"God never made him." The big man swayed in his seat, and added, "God had nothing to do with him—he is the child of Beelzebub."
"Think 'ee so?" asks Davy. "Why, Mephisto has some pretty good traits; but Alexander Pope is as crooked as an interrogation-point, inside and out."
"I hear he wears five pairs of stockings to fill out his shanks, and sole-leather stays to keep him from flattening out like a devilfish," said Doctor Johnson.
"But he makes a lot o' money!"
"Well, he has to, for he pays an old woman a hundred guineas a year to dress and undress him."
"I know, but she writes his heroic couplets, too!"
"Davy, I fear you are getting cynical—let's change the subject."
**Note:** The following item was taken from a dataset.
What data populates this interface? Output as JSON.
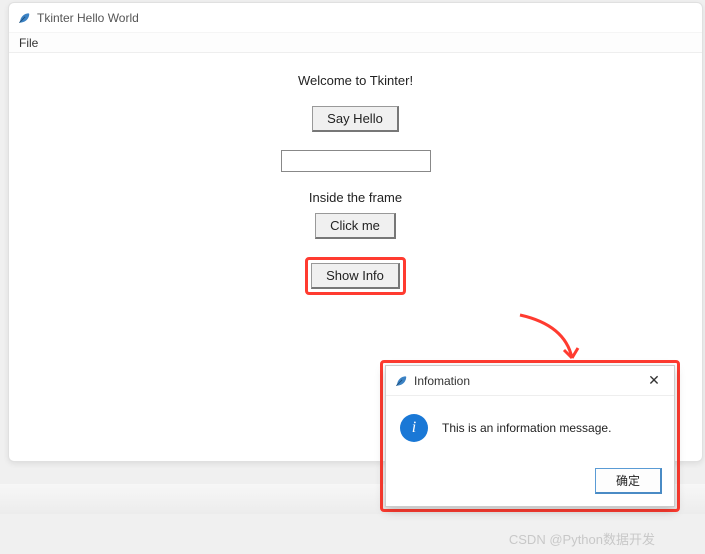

It surely is a case of artistic jealousy. Our friends locate the poet Gay, a fat little man, who is with his publisher, Rich.
"They say," says Samuel, again rolling in his seat as if about to have an apoplectic fit, "they say that Gay has become rich, and Rich has become gay since they got out that last book." There comes an interlude in the play, and our friends get up to stretch their legs.
"How now, Dick Savage?" calls Samuel, as he pushes three men over like ninepins, to seize a shabby fellow whose neckcloth and hair-cut betray him as being a poet. "How now, Dick, you said that Italian music was damnably bad! Why do you come to hear it?"